Quand le défenseur de 28 ans Marc Méthot a été échangé aux Sénateurs d'Ottawa à l'été 2012 après avoir évolué pendant sept ans avec les Blue Jackets de Columbus, il revenait aux sources, à ses racines, chez lui.
Originaire du quartier Mooney's Bay, dans le sud d'Ottawa (où il s'est acheté une maison à son retour en 2012), il renouait avec ses parents et ses amis d'enfance après 13 ans « d'exil » dans des milieux ultra-anglophones.
Mais miraculeusement, pourrait-on dire, il a réussi à conserver sa langue maternelle, le français.
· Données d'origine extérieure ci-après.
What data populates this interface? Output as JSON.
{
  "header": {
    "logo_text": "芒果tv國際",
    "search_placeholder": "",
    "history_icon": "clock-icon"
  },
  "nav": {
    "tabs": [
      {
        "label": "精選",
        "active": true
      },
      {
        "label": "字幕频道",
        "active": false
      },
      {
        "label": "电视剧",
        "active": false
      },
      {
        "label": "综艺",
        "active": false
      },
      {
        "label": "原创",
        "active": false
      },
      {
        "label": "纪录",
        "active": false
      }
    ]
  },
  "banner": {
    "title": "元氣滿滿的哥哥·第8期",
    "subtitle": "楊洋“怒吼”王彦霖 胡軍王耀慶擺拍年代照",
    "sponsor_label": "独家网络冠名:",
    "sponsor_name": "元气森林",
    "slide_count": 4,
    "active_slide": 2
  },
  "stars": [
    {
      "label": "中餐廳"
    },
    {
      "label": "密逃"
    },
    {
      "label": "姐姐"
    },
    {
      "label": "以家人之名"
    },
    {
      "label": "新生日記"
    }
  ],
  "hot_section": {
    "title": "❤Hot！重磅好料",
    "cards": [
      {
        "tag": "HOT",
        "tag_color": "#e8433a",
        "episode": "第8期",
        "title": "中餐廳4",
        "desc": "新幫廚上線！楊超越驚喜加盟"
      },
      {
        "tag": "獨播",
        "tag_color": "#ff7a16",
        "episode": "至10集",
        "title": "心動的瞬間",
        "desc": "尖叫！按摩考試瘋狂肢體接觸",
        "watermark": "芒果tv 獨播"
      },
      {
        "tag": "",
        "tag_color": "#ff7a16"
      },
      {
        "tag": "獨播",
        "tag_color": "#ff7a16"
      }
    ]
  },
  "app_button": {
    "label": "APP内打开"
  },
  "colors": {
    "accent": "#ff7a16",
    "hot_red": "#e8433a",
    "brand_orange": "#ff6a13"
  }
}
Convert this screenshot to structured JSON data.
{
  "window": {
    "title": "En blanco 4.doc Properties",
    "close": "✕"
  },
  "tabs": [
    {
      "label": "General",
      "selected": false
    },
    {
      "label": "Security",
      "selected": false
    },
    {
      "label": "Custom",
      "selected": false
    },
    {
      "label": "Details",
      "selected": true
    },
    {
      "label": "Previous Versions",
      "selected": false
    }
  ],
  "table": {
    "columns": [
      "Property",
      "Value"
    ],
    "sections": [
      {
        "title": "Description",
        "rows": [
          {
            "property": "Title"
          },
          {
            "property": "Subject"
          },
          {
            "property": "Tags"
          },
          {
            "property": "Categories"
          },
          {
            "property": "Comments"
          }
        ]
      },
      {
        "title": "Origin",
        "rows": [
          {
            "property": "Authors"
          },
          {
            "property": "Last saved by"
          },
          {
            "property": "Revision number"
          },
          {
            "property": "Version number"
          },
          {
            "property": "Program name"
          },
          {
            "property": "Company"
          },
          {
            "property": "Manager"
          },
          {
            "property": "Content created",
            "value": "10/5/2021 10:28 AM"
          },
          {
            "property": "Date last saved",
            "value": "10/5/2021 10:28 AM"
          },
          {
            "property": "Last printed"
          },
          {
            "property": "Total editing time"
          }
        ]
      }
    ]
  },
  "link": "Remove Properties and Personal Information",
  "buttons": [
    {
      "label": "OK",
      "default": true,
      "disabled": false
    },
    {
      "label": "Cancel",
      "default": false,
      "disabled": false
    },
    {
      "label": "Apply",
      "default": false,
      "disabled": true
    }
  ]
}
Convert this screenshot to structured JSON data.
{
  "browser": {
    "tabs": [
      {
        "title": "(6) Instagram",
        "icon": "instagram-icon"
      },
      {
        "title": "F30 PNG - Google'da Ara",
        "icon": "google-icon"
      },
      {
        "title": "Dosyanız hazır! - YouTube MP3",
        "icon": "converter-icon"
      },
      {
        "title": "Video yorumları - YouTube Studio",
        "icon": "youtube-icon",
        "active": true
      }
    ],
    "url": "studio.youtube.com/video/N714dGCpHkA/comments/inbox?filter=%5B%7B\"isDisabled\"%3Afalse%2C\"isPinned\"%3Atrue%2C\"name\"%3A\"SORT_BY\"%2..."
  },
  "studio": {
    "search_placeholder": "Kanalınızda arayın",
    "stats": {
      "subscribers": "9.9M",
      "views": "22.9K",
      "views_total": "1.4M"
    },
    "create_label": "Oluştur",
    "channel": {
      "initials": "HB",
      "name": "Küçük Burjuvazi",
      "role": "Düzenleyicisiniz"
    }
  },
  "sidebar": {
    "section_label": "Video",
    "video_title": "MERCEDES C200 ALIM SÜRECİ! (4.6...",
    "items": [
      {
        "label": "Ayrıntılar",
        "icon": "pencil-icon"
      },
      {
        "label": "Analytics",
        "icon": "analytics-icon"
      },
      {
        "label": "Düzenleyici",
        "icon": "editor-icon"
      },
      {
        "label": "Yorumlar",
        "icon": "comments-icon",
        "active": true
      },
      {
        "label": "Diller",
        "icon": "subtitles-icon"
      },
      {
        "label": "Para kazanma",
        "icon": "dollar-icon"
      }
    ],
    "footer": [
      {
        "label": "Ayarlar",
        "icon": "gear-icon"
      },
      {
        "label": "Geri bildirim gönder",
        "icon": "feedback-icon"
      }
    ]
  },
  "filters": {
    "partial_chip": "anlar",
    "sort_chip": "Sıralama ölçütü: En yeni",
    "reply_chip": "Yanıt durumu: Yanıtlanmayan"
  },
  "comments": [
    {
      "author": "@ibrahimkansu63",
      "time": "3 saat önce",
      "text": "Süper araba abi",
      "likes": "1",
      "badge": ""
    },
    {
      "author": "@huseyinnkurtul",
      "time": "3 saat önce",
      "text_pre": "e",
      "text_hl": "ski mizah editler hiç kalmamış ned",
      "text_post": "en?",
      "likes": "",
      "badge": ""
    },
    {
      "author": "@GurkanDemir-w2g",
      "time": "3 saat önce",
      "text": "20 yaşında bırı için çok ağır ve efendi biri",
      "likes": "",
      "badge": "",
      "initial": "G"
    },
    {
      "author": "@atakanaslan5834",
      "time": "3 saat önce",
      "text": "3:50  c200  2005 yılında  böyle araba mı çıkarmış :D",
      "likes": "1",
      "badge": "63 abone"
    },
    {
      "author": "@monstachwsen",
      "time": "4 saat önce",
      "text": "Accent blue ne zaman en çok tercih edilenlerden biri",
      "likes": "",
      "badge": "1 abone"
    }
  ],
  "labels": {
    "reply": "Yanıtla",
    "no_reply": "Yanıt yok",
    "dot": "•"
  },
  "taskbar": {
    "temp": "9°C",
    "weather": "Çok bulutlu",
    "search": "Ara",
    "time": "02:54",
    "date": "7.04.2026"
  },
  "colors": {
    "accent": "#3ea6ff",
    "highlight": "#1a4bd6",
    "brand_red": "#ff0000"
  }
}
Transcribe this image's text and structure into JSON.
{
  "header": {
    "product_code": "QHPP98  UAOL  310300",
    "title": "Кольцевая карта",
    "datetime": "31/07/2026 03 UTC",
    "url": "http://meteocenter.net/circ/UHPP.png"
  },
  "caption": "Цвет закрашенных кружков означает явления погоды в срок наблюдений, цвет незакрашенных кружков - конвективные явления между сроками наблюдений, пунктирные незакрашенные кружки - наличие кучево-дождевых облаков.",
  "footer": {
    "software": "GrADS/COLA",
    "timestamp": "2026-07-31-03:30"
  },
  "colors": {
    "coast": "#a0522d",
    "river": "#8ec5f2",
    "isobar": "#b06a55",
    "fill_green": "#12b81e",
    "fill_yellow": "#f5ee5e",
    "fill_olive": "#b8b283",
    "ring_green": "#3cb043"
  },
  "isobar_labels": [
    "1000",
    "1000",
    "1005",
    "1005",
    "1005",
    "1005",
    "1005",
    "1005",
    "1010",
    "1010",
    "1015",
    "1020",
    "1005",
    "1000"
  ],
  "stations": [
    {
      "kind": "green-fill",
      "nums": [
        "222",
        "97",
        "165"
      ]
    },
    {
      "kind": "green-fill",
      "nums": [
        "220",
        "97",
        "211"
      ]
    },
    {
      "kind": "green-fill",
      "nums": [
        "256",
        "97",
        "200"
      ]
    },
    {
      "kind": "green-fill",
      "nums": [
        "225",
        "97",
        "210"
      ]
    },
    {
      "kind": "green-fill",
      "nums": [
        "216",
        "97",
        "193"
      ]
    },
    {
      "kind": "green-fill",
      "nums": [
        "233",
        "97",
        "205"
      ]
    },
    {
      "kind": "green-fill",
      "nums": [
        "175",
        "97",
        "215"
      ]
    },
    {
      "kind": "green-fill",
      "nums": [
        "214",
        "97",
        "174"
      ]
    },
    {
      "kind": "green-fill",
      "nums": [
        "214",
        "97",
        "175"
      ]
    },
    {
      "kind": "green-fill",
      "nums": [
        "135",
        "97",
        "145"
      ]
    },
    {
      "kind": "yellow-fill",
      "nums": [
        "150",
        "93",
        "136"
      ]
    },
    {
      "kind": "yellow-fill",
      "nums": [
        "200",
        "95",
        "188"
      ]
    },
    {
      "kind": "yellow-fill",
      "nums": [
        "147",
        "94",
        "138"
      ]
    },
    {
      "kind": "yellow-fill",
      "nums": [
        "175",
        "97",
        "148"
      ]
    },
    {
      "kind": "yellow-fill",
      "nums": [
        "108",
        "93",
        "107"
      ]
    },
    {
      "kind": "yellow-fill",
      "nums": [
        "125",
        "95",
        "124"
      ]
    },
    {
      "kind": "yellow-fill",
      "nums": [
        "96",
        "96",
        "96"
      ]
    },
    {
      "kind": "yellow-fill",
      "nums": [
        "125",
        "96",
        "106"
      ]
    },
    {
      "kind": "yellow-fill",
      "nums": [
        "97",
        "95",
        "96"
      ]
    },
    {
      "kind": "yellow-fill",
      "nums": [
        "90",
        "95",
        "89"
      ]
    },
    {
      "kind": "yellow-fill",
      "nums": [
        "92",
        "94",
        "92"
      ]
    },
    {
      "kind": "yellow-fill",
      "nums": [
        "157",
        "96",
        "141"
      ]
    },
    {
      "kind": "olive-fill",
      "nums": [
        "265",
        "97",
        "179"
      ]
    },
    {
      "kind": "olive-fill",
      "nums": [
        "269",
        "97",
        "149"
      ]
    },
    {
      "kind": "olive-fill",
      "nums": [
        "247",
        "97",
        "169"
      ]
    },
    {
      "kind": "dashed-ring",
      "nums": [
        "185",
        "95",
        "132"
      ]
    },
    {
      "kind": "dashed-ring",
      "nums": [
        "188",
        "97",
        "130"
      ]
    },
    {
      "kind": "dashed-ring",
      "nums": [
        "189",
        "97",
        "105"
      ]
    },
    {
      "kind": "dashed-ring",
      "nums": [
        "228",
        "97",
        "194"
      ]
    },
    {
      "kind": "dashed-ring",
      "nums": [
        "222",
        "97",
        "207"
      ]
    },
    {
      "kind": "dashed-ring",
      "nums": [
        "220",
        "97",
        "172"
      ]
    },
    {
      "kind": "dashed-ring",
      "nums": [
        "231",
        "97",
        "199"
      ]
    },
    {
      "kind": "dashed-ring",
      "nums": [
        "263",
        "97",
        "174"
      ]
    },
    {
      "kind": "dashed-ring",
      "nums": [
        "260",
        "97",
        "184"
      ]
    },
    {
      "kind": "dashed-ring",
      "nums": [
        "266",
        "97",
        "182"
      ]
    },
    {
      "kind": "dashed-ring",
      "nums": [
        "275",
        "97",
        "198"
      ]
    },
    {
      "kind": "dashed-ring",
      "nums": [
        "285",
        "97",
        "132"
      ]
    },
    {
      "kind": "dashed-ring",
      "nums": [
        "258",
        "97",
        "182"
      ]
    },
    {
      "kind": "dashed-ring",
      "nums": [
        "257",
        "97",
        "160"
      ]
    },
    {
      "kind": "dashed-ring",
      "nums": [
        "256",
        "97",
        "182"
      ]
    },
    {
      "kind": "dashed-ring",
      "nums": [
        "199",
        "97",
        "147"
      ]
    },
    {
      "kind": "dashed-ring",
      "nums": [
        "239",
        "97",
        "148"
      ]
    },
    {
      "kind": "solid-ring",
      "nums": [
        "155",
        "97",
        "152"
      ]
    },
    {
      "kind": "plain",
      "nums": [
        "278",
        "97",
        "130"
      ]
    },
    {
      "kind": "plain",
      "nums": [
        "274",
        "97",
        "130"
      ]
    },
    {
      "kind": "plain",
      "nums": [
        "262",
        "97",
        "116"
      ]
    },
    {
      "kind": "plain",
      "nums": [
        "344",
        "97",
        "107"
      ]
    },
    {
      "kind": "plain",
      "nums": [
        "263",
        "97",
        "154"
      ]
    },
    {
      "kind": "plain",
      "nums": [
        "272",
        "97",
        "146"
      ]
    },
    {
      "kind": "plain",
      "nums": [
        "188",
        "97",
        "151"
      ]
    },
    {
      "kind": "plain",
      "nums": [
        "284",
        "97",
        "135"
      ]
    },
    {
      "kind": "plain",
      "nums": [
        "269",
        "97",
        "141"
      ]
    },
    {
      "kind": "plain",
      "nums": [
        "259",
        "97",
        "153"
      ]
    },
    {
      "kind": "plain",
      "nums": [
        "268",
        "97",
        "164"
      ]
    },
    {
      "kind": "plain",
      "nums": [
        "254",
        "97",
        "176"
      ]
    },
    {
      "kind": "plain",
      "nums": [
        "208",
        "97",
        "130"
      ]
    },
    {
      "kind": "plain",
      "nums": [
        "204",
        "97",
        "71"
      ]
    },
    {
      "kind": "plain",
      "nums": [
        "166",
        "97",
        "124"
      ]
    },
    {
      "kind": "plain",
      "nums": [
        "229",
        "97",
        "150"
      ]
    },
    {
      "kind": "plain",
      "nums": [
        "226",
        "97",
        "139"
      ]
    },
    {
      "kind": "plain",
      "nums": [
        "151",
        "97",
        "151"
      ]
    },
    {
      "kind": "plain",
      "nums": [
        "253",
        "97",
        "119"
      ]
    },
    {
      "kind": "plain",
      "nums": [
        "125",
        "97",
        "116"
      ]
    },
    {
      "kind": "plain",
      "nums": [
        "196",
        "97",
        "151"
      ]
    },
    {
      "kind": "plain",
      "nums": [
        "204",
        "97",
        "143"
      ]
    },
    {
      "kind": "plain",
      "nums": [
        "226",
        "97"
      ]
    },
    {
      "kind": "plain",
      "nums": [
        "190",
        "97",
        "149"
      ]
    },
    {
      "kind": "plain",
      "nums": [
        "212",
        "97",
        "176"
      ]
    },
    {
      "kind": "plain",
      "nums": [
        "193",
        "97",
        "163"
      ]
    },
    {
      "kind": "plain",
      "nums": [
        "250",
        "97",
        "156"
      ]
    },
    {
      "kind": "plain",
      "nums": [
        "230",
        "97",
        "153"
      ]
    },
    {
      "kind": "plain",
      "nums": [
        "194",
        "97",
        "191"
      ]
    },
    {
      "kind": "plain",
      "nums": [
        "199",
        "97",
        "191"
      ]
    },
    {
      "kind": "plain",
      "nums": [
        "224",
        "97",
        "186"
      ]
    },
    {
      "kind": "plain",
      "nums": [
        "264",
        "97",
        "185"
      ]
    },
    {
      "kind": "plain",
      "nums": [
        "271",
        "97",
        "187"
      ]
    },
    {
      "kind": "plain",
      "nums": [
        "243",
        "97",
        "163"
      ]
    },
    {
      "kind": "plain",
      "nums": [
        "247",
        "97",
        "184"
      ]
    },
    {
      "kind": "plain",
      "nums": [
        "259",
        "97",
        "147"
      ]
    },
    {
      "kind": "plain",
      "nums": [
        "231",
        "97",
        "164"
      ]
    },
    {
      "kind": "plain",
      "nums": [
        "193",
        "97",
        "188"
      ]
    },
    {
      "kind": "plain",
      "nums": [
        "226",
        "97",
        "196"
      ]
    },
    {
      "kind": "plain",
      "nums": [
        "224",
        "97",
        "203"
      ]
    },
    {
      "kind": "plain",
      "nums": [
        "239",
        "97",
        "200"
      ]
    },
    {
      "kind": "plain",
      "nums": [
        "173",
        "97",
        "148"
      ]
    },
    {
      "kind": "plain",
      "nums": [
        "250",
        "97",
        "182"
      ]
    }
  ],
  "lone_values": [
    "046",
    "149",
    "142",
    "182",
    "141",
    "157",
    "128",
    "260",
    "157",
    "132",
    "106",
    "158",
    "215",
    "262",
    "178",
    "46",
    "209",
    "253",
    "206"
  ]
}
Un peu à cause des joueurs francophones qu'il côtoyait dans le vestiaire des Blue Jackets (Vermette, Brassard et Leclaire), un peu à cause de l'éducation en français qu'il a reçue à l'école élémentaire ainsi qu'au secondaire, et beaucoup à cause de son père Alain Méthot, un policier bien connu par une génération de journalistes de la région, lui qui a été porte-parole de la police d'Ottawa auprès des médias pendant de nombreuses années.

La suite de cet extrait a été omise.